Dopo la vendemmia, i grappoli di uva venivano lasciati appassire per alcuni mesi, ottenendo una variante appunto “passita” del vino. La ragione è semplice: il Sagrantino è caratterizzato da bacche piccole e non dà raccolti abbondanti. Per questo i tannini sono molto alti. Il periodo di invecchiamento è piuttosto lungo, di almeno 33 mesi, di cui 12 in barriques di rovere; seguono poi altri 4 mesi di affinamento in bottiglia prima della commercializzazione.

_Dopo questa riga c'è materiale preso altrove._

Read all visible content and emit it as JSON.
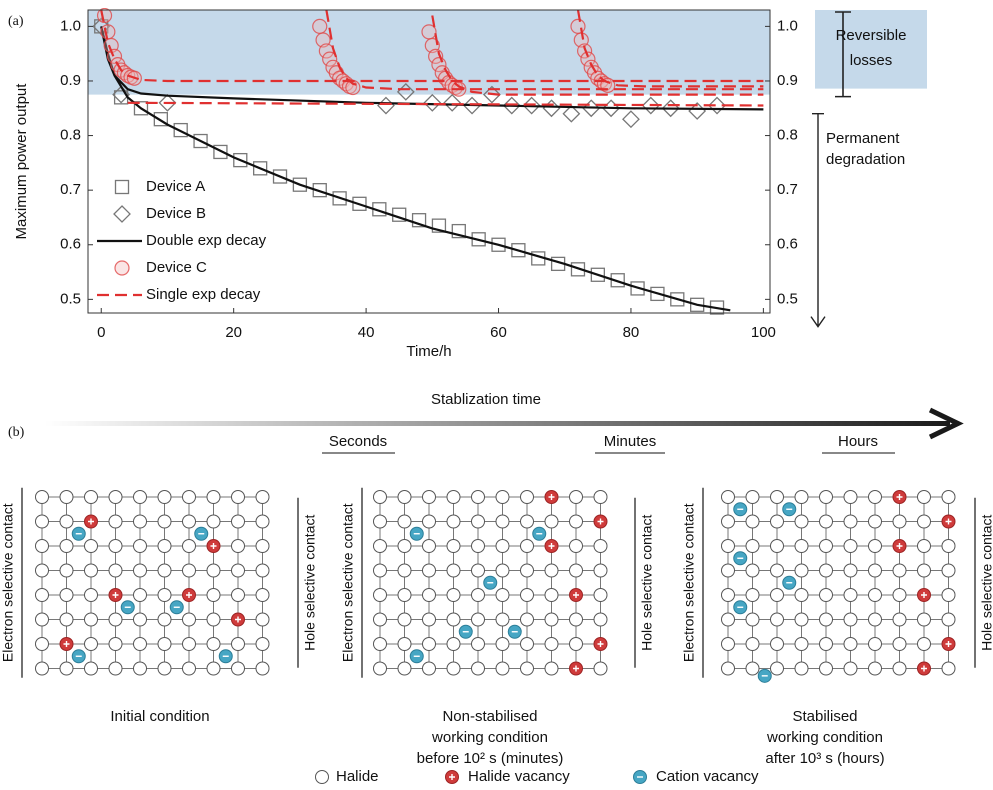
{
  "chart_data": {
    "type": "line",
    "panel_label": "(a)",
    "x_label": "Time/h",
    "y_label": "Maximum power output",
    "xlim": [
      -2,
      101
    ],
    "ylim": [
      0.475,
      1.03
    ],
    "y2lim": [
      0.475,
      1.03
    ],
    "xticks": [
      0,
      20,
      40,
      60,
      80,
      100
    ],
    "yticks": [
      0.5,
      0.6,
      0.7,
      0.8,
      0.9,
      {
        "value": 1,
        "label": "1.0"
      }
    ],
    "y2ticks": [
      0.5,
      0.6,
      0.7,
      0.8,
      0.9,
      {
        "value": 1,
        "label": "1.0"
      }
    ],
    "shade": {
      "from": 0.875,
      "color": "#c5d9ea"
    },
    "annotations": [
      {
        "text": [
          "Reversible",
          "losses"
        ],
        "range": [
          0.875,
          1.03
        ]
      },
      {
        "text": [
          "Permanent",
          "degradation"
        ],
        "range": [
          0.45,
          0.84
        ]
      }
    ],
    "legend": "lower left",
    "series": [
      {
        "name": "Device A",
        "marker": "square",
        "color": "#777777",
        "x": [
          0,
          3,
          6,
          9,
          12,
          15,
          18,
          21,
          24,
          27,
          30,
          33,
          36,
          39,
          42,
          45,
          48,
          51,
          54,
          57,
          60,
          63,
          66,
          69,
          72,
          75,
          78,
          81,
          84,
          87,
          90,
          93
        ],
        "values": [
          1.0,
          0.87,
          0.85,
          0.83,
          0.81,
          0.79,
          0.77,
          0.755,
          0.74,
          0.725,
          0.71,
          0.7,
          0.685,
          0.675,
          0.665,
          0.655,
          0.645,
          0.635,
          0.625,
          0.61,
          0.6,
          0.59,
          0.575,
          0.565,
          0.555,
          0.545,
          0.535,
          0.52,
          0.51,
          0.5,
          0.49,
          0.485
        ]
      },
      {
        "name": "Device B",
        "marker": "diamond",
        "color": "#777777",
        "x": [
          0,
          3,
          10,
          43,
          46,
          50,
          53,
          56,
          59,
          62,
          65,
          68,
          71,
          74,
          77,
          80,
          83,
          86,
          90,
          93
        ],
        "values": [
          1.0,
          0.875,
          0.86,
          0.855,
          0.88,
          0.86,
          0.86,
          0.855,
          0.875,
          0.855,
          0.855,
          0.85,
          0.84,
          0.85,
          0.85,
          0.83,
          0.855,
          0.85,
          0.845,
          0.855
        ]
      },
      {
        "name": "Double exp decay",
        "linestyle": "solid",
        "color": "#111111",
        "x": [
          0,
          1,
          2,
          4,
          6,
          10,
          20,
          30,
          40,
          50,
          60,
          70,
          80,
          90,
          95,
          null,
          0,
          1,
          2,
          4,
          6,
          10,
          20,
          40,
          60,
          80,
          100
        ],
        "values": [
          1.0,
          0.95,
          0.91,
          0.87,
          0.85,
          0.82,
          0.76,
          0.71,
          0.67,
          0.63,
          0.6,
          0.565,
          0.525,
          0.49,
          0.48,
          null,
          1.0,
          0.94,
          0.91,
          0.885,
          0.877,
          0.873,
          0.868,
          0.86,
          0.855,
          0.85,
          0.848
        ]
      },
      {
        "name": "Device C",
        "marker": "circle",
        "color": "#e04848",
        "x": [
          0.5,
          1,
          1.5,
          2,
          2.5,
          3,
          3.5,
          4,
          4.5,
          5,
          33,
          33.5,
          34,
          34.5,
          35,
          35.5,
          36,
          36.5,
          37,
          37.5,
          38,
          49.5,
          50,
          50.5,
          51,
          51.5,
          52,
          52.5,
          53,
          53.5,
          54,
          72,
          72.5,
          73,
          73.5,
          74,
          74.5,
          75,
          75.5,
          76,
          76.5
        ],
        "values": [
          1.02,
          0.99,
          0.965,
          0.945,
          0.93,
          0.92,
          0.915,
          0.91,
          0.907,
          0.905,
          1.0,
          0.975,
          0.955,
          0.94,
          0.925,
          0.915,
          0.905,
          0.9,
          0.895,
          0.89,
          0.888,
          0.99,
          0.965,
          0.945,
          0.93,
          0.915,
          0.905,
          0.897,
          0.892,
          0.888,
          0.885,
          1.0,
          0.975,
          0.955,
          0.94,
          0.925,
          0.915,
          0.905,
          0.9,
          0.895,
          0.892
        ]
      },
      {
        "name": "Single exp decay",
        "linestyle": "dashed",
        "color": "#e03030",
        "x": [
          0,
          1,
          2,
          3,
          4,
          6,
          10,
          100,
          null,
          34,
          35,
          36,
          37,
          38,
          40,
          45,
          100,
          null,
          50,
          51,
          52,
          53,
          54,
          56,
          60,
          100,
          null,
          72,
          73,
          74,
          75,
          76,
          78,
          82,
          100,
          null,
          4,
          100
        ],
        "values": [
          1.03,
          0.97,
          0.94,
          0.92,
          0.91,
          0.902,
          0.9,
          0.9,
          null,
          1.03,
          0.96,
          0.925,
          0.905,
          0.895,
          0.888,
          0.885,
          0.885,
          null,
          1.02,
          0.95,
          0.92,
          0.9,
          0.89,
          0.88,
          0.875,
          0.875,
          null,
          1.03,
          0.96,
          0.93,
          0.91,
          0.9,
          0.892,
          0.89,
          0.89,
          null,
          0.86,
          0.855
        ]
      }
    ]
  },
  "diagram": {
    "label": "(b)",
    "arrow_label": "Stablization time",
    "timescales": [
      "Seconds",
      "Minutes",
      "Hours"
    ],
    "panels": [
      {
        "left_contact": "Electron selective contact",
        "right_contact": "Hole selective contact",
        "caption": [
          "Initial condition"
        ]
      },
      {
        "left_contact": "Electron selective contact",
        "right_contact": "Hole selective contact",
        "caption": [
          "Non-stabilised",
          "working condition",
          "before 10² s (minutes)"
        ]
      },
      {
        "left_contact": "Electron selective contact",
        "right_contact": "Hole selective contact",
        "caption": [
          "Stabilised",
          "working condition",
          "after 10³ s (hours)"
        ]
      }
    ],
    "legend": [
      "Halide",
      "Halide vacancy",
      "Cation vacancy"
    ]
  }
}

La gradazione alcolica minima è di 13°. Il colore è un rosso rubino scurissimo, violaceo, che con l’invecchiamento tende al granato. L’aroma è intensamente fruttato con sentori di frutta a bacca rossa e note floreali di violetta. La maturazione in legno, poi, arricchisce l’aroma di sentori di vaniglia, tabacco, cuoio, cioccolato, caffè e spezie, come cannella e anice stellato, oltre ad una nota balsamica di mentolo ed eucalipto. Al palato risulta corposo e tannico, ma non pungente, grazie al lungo invecchiamento. Nelle scorse settimane si è svolta l’Anteprima Sagrantino annata 2019 che ha richiamato un gran numero di esperti del settore. Un’annata a cinque stelle, valutata con 95 centesimi, che entra nello storico delle migliori annate di Montefalco.

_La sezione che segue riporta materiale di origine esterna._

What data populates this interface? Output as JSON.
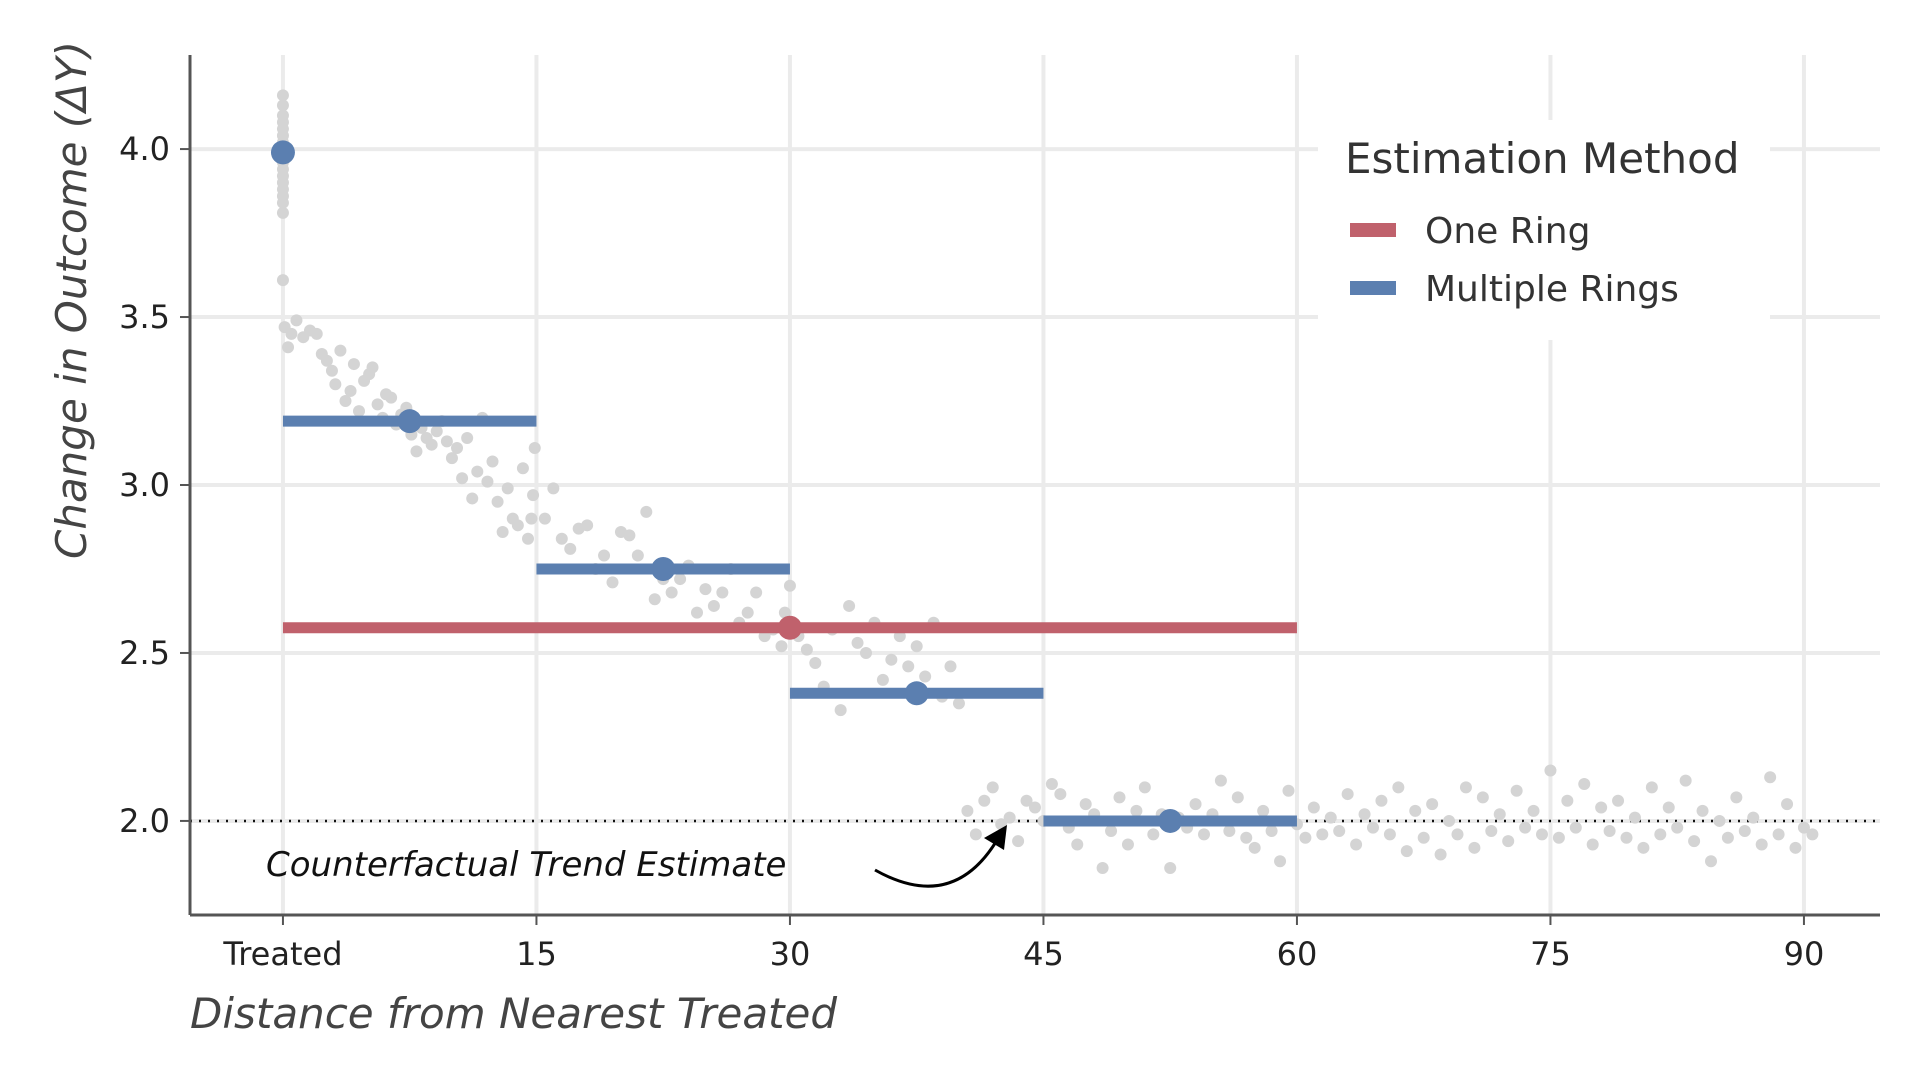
{
  "chart_data": {
    "type": "scatter",
    "title": "",
    "xlabel": "Distance from Nearest Treated",
    "ylabel": "Change in Outcome (ΔY)",
    "xlim": [
      -5.5,
      94.5
    ],
    "ylim": [
      1.72,
      4.28
    ],
    "x_ticks": [
      {
        "value": 0,
        "label": "Treated"
      },
      {
        "value": 15,
        "label": "15"
      },
      {
        "value": 30,
        "label": "30"
      },
      {
        "value": 45,
        "label": "45"
      },
      {
        "value": 60,
        "label": "60"
      },
      {
        "value": 75,
        "label": "75"
      },
      {
        "value": 90,
        "label": "90"
      }
    ],
    "y_ticks": [
      {
        "value": 2.0,
        "label": "2.0"
      },
      {
        "value": 2.5,
        "label": "2.5"
      },
      {
        "value": 3.0,
        "label": "3.0"
      },
      {
        "value": 3.5,
        "label": "3.5"
      },
      {
        "value": 4.0,
        "label": "4.0"
      }
    ],
    "grid": true,
    "legend": {
      "title": "Estimation Method",
      "placement": "top-right",
      "entries": [
        {
          "label": "One Ring",
          "color": "#c0616c"
        },
        {
          "label": "Multiple Rings",
          "color": "#5b7fb0"
        }
      ]
    },
    "reference_line": {
      "y": 2.0,
      "style": "dotted"
    },
    "annotation": {
      "text": "Counterfactual Trend Estimate",
      "arrow_target": [
        42.5,
        1.93
      ]
    },
    "series": [
      {
        "name": "One Ring",
        "color": "#c0616c",
        "segments": [
          {
            "x_start": 0,
            "x_end": 60,
            "y": 2.575,
            "point_x": 30
          }
        ]
      },
      {
        "name": "Multiple Rings",
        "color": "#5b7fb0",
        "segments": [
          {
            "x_start": 0,
            "x_end": 0,
            "y": 3.99,
            "point_x": 0
          },
          {
            "x_start": 0,
            "x_end": 15,
            "y": 3.19,
            "point_x": 7.5
          },
          {
            "x_start": 15,
            "x_end": 30,
            "y": 2.75,
            "point_x": 22.5
          },
          {
            "x_start": 30,
            "x_end": 45,
            "y": 2.38,
            "point_x": 37.5
          },
          {
            "x_start": 45,
            "x_end": 60,
            "y": 2.0,
            "point_x": 52.5
          }
        ]
      }
    ],
    "scatter_points": [
      [
        0,
        4.16
      ],
      [
        0,
        4.13
      ],
      [
        0,
        4.1
      ],
      [
        0,
        4.08
      ],
      [
        0,
        4.06
      ],
      [
        0,
        4.04
      ],
      [
        0,
        4.02
      ],
      [
        0,
        4.0
      ],
      [
        0,
        3.98
      ],
      [
        0,
        3.96
      ],
      [
        0,
        3.94
      ],
      [
        0,
        3.92
      ],
      [
        0,
        3.9
      ],
      [
        0,
        3.88
      ],
      [
        0,
        3.86
      ],
      [
        0,
        3.84
      ],
      [
        0,
        3.81
      ],
      [
        0,
        3.61
      ],
      [
        0.1,
        3.47
      ],
      [
        0.3,
        3.41
      ],
      [
        0.5,
        3.45
      ],
      [
        0.8,
        3.49
      ],
      [
        1.2,
        3.44
      ],
      [
        1.6,
        3.46
      ],
      [
        2,
        3.45
      ],
      [
        2.3,
        3.39
      ],
      [
        2.6,
        3.37
      ],
      [
        2.9,
        3.34
      ],
      [
        3.1,
        3.3
      ],
      [
        3.4,
        3.4
      ],
      [
        3.7,
        3.25
      ],
      [
        4,
        3.28
      ],
      [
        4.2,
        3.36
      ],
      [
        4.5,
        3.22
      ],
      [
        4.8,
        3.31
      ],
      [
        5.1,
        3.33
      ],
      [
        5.3,
        3.35
      ],
      [
        5.6,
        3.24
      ],
      [
        5.9,
        3.2
      ],
      [
        6.1,
        3.27
      ],
      [
        6.4,
        3.26
      ],
      [
        6.7,
        3.18
      ],
      [
        7,
        3.21
      ],
      [
        7.3,
        3.23
      ],
      [
        7.6,
        3.15
      ],
      [
        7.9,
        3.1
      ],
      [
        8.2,
        3.17
      ],
      [
        8.5,
        3.14
      ],
      [
        8.8,
        3.12
      ],
      [
        9.1,
        3.16
      ],
      [
        9.4,
        3.19
      ],
      [
        9.7,
        3.13
      ],
      [
        10,
        3.08
      ],
      [
        10.3,
        3.11
      ],
      [
        10.6,
        3.02
      ],
      [
        10.9,
        3.14
      ],
      [
        11.2,
        2.96
      ],
      [
        11.5,
        3.04
      ],
      [
        11.8,
        3.2
      ],
      [
        12.1,
        3.01
      ],
      [
        12.4,
        3.07
      ],
      [
        12.7,
        2.95
      ],
      [
        13,
        2.86
      ],
      [
        13.3,
        2.99
      ],
      [
        13.6,
        2.9
      ],
      [
        13.9,
        2.88
      ],
      [
        14.2,
        3.05
      ],
      [
        14.5,
        2.84
      ],
      [
        14.7,
        2.9
      ],
      [
        14.8,
        2.97
      ],
      [
        14.9,
        3.11
      ],
      [
        15.5,
        2.9
      ],
      [
        16,
        2.99
      ],
      [
        16.5,
        2.84
      ],
      [
        17,
        2.81
      ],
      [
        17.5,
        2.87
      ],
      [
        18,
        2.88
      ],
      [
        18.5,
        2.75
      ],
      [
        19,
        2.79
      ],
      [
        19.5,
        2.71
      ],
      [
        20,
        2.86
      ],
      [
        20.5,
        2.85
      ],
      [
        21,
        2.79
      ],
      [
        21.5,
        2.92
      ],
      [
        22,
        2.66
      ],
      [
        22.5,
        2.72
      ],
      [
        23,
        2.68
      ],
      [
        23.5,
        2.72
      ],
      [
        24,
        2.76
      ],
      [
        24.5,
        2.62
      ],
      [
        25,
        2.69
      ],
      [
        25.5,
        2.64
      ],
      [
        26,
        2.68
      ],
      [
        26.5,
        2.75
      ],
      [
        27,
        2.59
      ],
      [
        27.5,
        2.62
      ],
      [
        28,
        2.68
      ],
      [
        28.5,
        2.55
      ],
      [
        29,
        2.57
      ],
      [
        29.5,
        2.52
      ],
      [
        29.7,
        2.62
      ],
      [
        30,
        2.7
      ],
      [
        30.5,
        2.55
      ],
      [
        31,
        2.51
      ],
      [
        31.5,
        2.47
      ],
      [
        32,
        2.4
      ],
      [
        32.5,
        2.57
      ],
      [
        33,
        2.33
      ],
      [
        33.5,
        2.64
      ],
      [
        34,
        2.53
      ],
      [
        34.5,
        2.5
      ],
      [
        35,
        2.59
      ],
      [
        35.5,
        2.42
      ],
      [
        36,
        2.48
      ],
      [
        36.5,
        2.55
      ],
      [
        37,
        2.46
      ],
      [
        37.5,
        2.52
      ],
      [
        38,
        2.43
      ],
      [
        38.5,
        2.59
      ],
      [
        39,
        2.37
      ],
      [
        39.5,
        2.46
      ],
      [
        40,
        2.35
      ],
      [
        40.5,
        2.03
      ],
      [
        41,
        1.96
      ],
      [
        41.5,
        2.06
      ],
      [
        42,
        2.1
      ],
      [
        42.5,
        1.99
      ],
      [
        43,
        2.01
      ],
      [
        43.5,
        1.94
      ],
      [
        44,
        2.06
      ],
      [
        44.5,
        2.04
      ],
      [
        45,
        2.0
      ],
      [
        45.5,
        2.11
      ],
      [
        46,
        2.08
      ],
      [
        46.5,
        1.98
      ],
      [
        47,
        1.93
      ],
      [
        47.5,
        2.05
      ],
      [
        48,
        2.02
      ],
      [
        48.5,
        1.86
      ],
      [
        49,
        1.97
      ],
      [
        49.5,
        2.07
      ],
      [
        50,
        1.93
      ],
      [
        50.5,
        2.03
      ],
      [
        51,
        2.1
      ],
      [
        51.5,
        1.96
      ],
      [
        52,
        2.02
      ],
      [
        52.5,
        1.86
      ],
      [
        53,
        2.01
      ],
      [
        53.5,
        1.98
      ],
      [
        54,
        2.05
      ],
      [
        54.5,
        1.96
      ],
      [
        55,
        2.02
      ],
      [
        55.5,
        2.12
      ],
      [
        56,
        1.97
      ],
      [
        56.5,
        2.07
      ],
      [
        57,
        1.95
      ],
      [
        57.5,
        1.92
      ],
      [
        58,
        2.03
      ],
      [
        58.5,
        1.97
      ],
      [
        59,
        1.88
      ],
      [
        59.5,
        2.09
      ],
      [
        60,
        1.99
      ],
      [
        60.5,
        1.95
      ],
      [
        61,
        2.04
      ],
      [
        61.5,
        1.96
      ],
      [
        62,
        2.01
      ],
      [
        62.5,
        1.97
      ],
      [
        63,
        2.08
      ],
      [
        63.5,
        1.93
      ],
      [
        64,
        2.02
      ],
      [
        64.5,
        1.98
      ],
      [
        65,
        2.06
      ],
      [
        65.5,
        1.96
      ],
      [
        66,
        2.1
      ],
      [
        66.5,
        1.91
      ],
      [
        67,
        2.03
      ],
      [
        67.5,
        1.95
      ],
      [
        68,
        2.05
      ],
      [
        68.5,
        1.9
      ],
      [
        69,
        2.0
      ],
      [
        69.5,
        1.96
      ],
      [
        70,
        2.1
      ],
      [
        70.5,
        1.92
      ],
      [
        71,
        2.07
      ],
      [
        71.5,
        1.97
      ],
      [
        72,
        2.02
      ],
      [
        72.5,
        1.94
      ],
      [
        73,
        2.09
      ],
      [
        73.5,
        1.98
      ],
      [
        74,
        2.03
      ],
      [
        74.5,
        1.96
      ],
      [
        75,
        2.15
      ],
      [
        75.5,
        1.95
      ],
      [
        76,
        2.06
      ],
      [
        76.5,
        1.98
      ],
      [
        77,
        2.11
      ],
      [
        77.5,
        1.93
      ],
      [
        78,
        2.04
      ],
      [
        78.5,
        1.97
      ],
      [
        79,
        2.06
      ],
      [
        79.5,
        1.95
      ],
      [
        80,
        2.01
      ],
      [
        80.5,
        1.92
      ],
      [
        81,
        2.1
      ],
      [
        81.5,
        1.96
      ],
      [
        82,
        2.04
      ],
      [
        82.5,
        1.98
      ],
      [
        83,
        2.12
      ],
      [
        83.5,
        1.94
      ],
      [
        84,
        2.03
      ],
      [
        84.5,
        1.88
      ],
      [
        85,
        2.0
      ],
      [
        85.5,
        1.95
      ],
      [
        86,
        2.07
      ],
      [
        86.5,
        1.97
      ],
      [
        87,
        2.01
      ],
      [
        87.5,
        1.93
      ],
      [
        88,
        2.13
      ],
      [
        88.5,
        1.96
      ],
      [
        89,
        2.05
      ],
      [
        89.5,
        1.92
      ],
      [
        90,
        1.98
      ],
      [
        90.5,
        1.96
      ]
    ]
  }
}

Però non si produce solo Sagrantino in questo ricco territorio viticolo: qui sono coltivati anche vitigni come Trebbiano Spoletino e Grechetto, tra i bianchi, e Sangiovese, tra quelli a bacca nera.

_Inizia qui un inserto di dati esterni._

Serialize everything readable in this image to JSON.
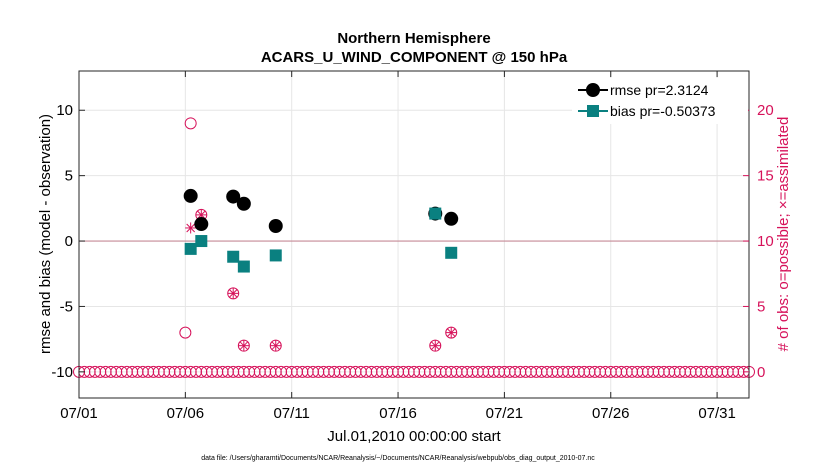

Giampaolo Tabarrini, presidente del Consorzio Tutela Vini Montefalco, si è detto molto soddisfatto per la promozione del territorio che rivolge una estrema attenzione all’ambiente. Le cantine di Montefalco hanno incontrato il mondo grazie agli operatori internazionali, facendo conoscere ancora di più la singolarità dei vini che nascono da un territorio che è unico ed irripetibile.

Tra le numerose cantine aderenti al Consorzio spicca una delle più prestigiose, quella fondata nel 1971 da Arnaldo Caprai, un imprenditore tessile di successo con il sogno di cambiare vita e produrre vino, intuendo le grandi potenzialità di un vitigno allora sconosciuto al grande pubblico, il Sagrantino. Sarà il figlio Marco, a partire dal 1988, a coinvolgere grandi personalità e professionisti del settore per valorizzare al meglio questo vitigno autoctono e rendere la cantina il fiore all’occhiello e protagonista indiscussa della propria terra.
Eccellenti gli assaggi di Montefalco Rosso, Collepiano Montefalco Sagrantino Docg e Grecante Colli Martani Grechetto Doc. La storica cantina Scacciadiavoli vanta più di cento anni e racconta di generazioni di vignaioli che hanno saputo trasmettere l’amore per la terra e per il territorio, giungendo alla quarta generazione.
Il nome Scacciadiavoli risale ad un episodio d’esorcismo del XIV secolo: ad una giovane posseduta dal Diavolo l’esorcista fece bere del vino locale, riuscendo in quel modo a scacciare il Demonio.
I migliori assaggi di questa cantina riguardano Montefalco Sagrantino Docg 2019 e Spoleto Doc Trebbiano Spoletino 2020.

Tra le aziende più longeve della denominazione, la Antonelli San Marco è di proprietà dell’omonima famiglia fin dal 1881. Composta da 190 ettari dal 2009 ha effettuato la conversione integrale all’agricoltura biologica certificata per tutte le produzioni. Coltiva Grechetto e Trebbiano Spoletino per i bianchi, Sangiovese, Montepulciano e Sagrantino per i rossi.
Piccola e giovane cantina La Veneranda vanta una tradizione antica risalente al 1568. Porta questo nome in omaggio a Maria Aloisa Moncelli, donna di grande cultura e saggezza, così soprannominata, che ha gestito la tenuta nella seconda metà dell’800. Grande aromaticità caratterizza i vini tra cui gli ottimi Aureo, Montefalco Grechetto e Montefalco Rosso.
Terre de la Custodia, azienda moderna della famiglia Farchioni custodisce la tradizione antica di fare vino e anche olio. I risultati sono eccellenti: Plentis Montefalco Bianco, Rubium Montefalco Rosso Riserva, Merlot Riserva Colli Martani, Exubera Montefalco Sagrantino Docg.
Lungarotti, La Fonte, Di Filippo (che fa visitare i vigneti in carrozza), Lunelli-Castelbuono, Montioni, Colle Ciocco sono altre realtà vitivinicole che meritano tutte di essere conosciute sia localmente che attraverso i loro pregiati vini.